Chapter 49
HomeThe core Huffman operation is "find the two smallest frequencies, merge them." Scanning the list each time is O(N) per merge — O(N²) total. A min-heap (priority queue) makes it O(log N) per merge — O(N log N) total.
Maintain a list of nodes. Each iteration, scan the entire list to find the two with the smallest frequency, remove them, merge, and add the parent back. O(N) per merge × N merges = O(N²).
Node* build_huffman_naive(vector<Node*>& nodes) {
while (nodes.size() > 1) {
// Find index of smallest
int i1 = 0, i2 = 1;
if (nodes[i1]->freq > nodes[i2]->freq) swap(i1, i2);
for (int i = 2; i < nodes.size(); i++) {
if (nodes[i]->freq < nodes[i1]->freq) {
i2 = i1;
i1 = i;
} else if (nodes[i]->freq < nodes[i2]->freq) {
i2 = i;
}
}
// Merge
Node* parent = new Node('\0', nodes[i1]->freq + nodes[i2]->freq);
parent->left = nodes[i1];
parent->right = nodes[i2];
// Remove and add back
nodes.erase(nodes.begin() + max(i1, i2));
nodes.erase(nodes.begin() + min(i1, i2));
nodes.push_back(parent);
}
return nodes[0];
}
// N = 1000: ~500K operations
// N = 10⁵: ~5 billion operations → too slow
🚨 O(N²) with vector erasure
erase() on a vector is O(N) — it shifts elements. Combined with
the O(N) scan for the two smallest, each merge is O(N). For real inputs
(N = 10⁵ symbols), this is unusable. The priority queue avoids all scanning
and shifting.
Push all nodes into a min-heap. Pop the two smallest (O(log N)), merge them, push the parent back (O(log N)). N merges → O(N log N).
Node* build_huffman(map<char, int>& freq) {
priority_queue<Node*, vector<Node*>, Cmp> pq;
for (auto& [ch, f] : freq)
pq.push(new Node(ch, f));
while (pq.size() > 1) {
Node* left = pq.top(); pq.pop(); // O(log N)
Node* right = pq.top(); pq.pop(); // O(log N)

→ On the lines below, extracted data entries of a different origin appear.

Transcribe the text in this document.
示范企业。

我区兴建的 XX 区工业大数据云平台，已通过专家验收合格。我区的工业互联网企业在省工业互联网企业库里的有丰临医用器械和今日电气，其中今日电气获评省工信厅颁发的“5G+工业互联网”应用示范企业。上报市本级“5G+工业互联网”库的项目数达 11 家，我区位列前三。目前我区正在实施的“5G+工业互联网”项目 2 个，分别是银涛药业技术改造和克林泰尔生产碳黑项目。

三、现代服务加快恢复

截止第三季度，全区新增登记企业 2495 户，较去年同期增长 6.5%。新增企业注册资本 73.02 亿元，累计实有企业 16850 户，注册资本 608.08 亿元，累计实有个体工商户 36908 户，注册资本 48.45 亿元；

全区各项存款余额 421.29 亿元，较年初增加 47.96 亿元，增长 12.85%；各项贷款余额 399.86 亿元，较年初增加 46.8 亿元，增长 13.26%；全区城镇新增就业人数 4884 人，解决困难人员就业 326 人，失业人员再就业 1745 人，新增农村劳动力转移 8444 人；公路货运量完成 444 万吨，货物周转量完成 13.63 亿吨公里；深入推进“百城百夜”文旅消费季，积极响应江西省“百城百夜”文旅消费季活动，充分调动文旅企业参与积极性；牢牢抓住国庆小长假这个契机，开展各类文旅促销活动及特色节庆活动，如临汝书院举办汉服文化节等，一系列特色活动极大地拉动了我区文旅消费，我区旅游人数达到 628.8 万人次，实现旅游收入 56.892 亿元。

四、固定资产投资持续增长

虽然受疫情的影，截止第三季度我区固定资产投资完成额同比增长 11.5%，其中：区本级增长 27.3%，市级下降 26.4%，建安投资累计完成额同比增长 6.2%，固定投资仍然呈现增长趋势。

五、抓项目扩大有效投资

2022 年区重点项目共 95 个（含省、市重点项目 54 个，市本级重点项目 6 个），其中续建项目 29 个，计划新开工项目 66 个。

Node* parent = new Node('\0', left->freq + right->freq);
parent->left = left;
parent->right = right;
pq.push(parent); // O(log N)
}
return pq.top();
}
// N = 10⁵: ~1 million heap ops → ~0.02 seconds
use std::collections::BinaryHeap;
use std::cmp::Reverse;
fn build_huffman(freq: &HashMap<char, usize>) -> Node {
let mut pq: BinaryHeap<Reverse<Box<Node>>> = BinaryHeap::new();
for (&ch, &f) in freq {
pq.push(Reverse(Box::new(Node::leaf(ch, f))));
}
while pq.len() > 1 {
let left = pq.pop().unwrap().0; // O(log N)
let right = pq.pop().unwrap().0; // O(log N)
let parent = Box::new(Node::internal(
left.freq + right.freq, left, right));
pq.push(Reverse(parent)); // O(log N)
}
pq.pop().unwrap().0
}
💡 The heap pattern in competitive programming
Whenever a problem says "repeatedly find the smallest/largest" or "merge the smallest two," reach for a priority queue. It's the single most common optimisation for greedy algorithms — used in Huffman, Dijkstra, Prim's MST, and running median (Chapter 35).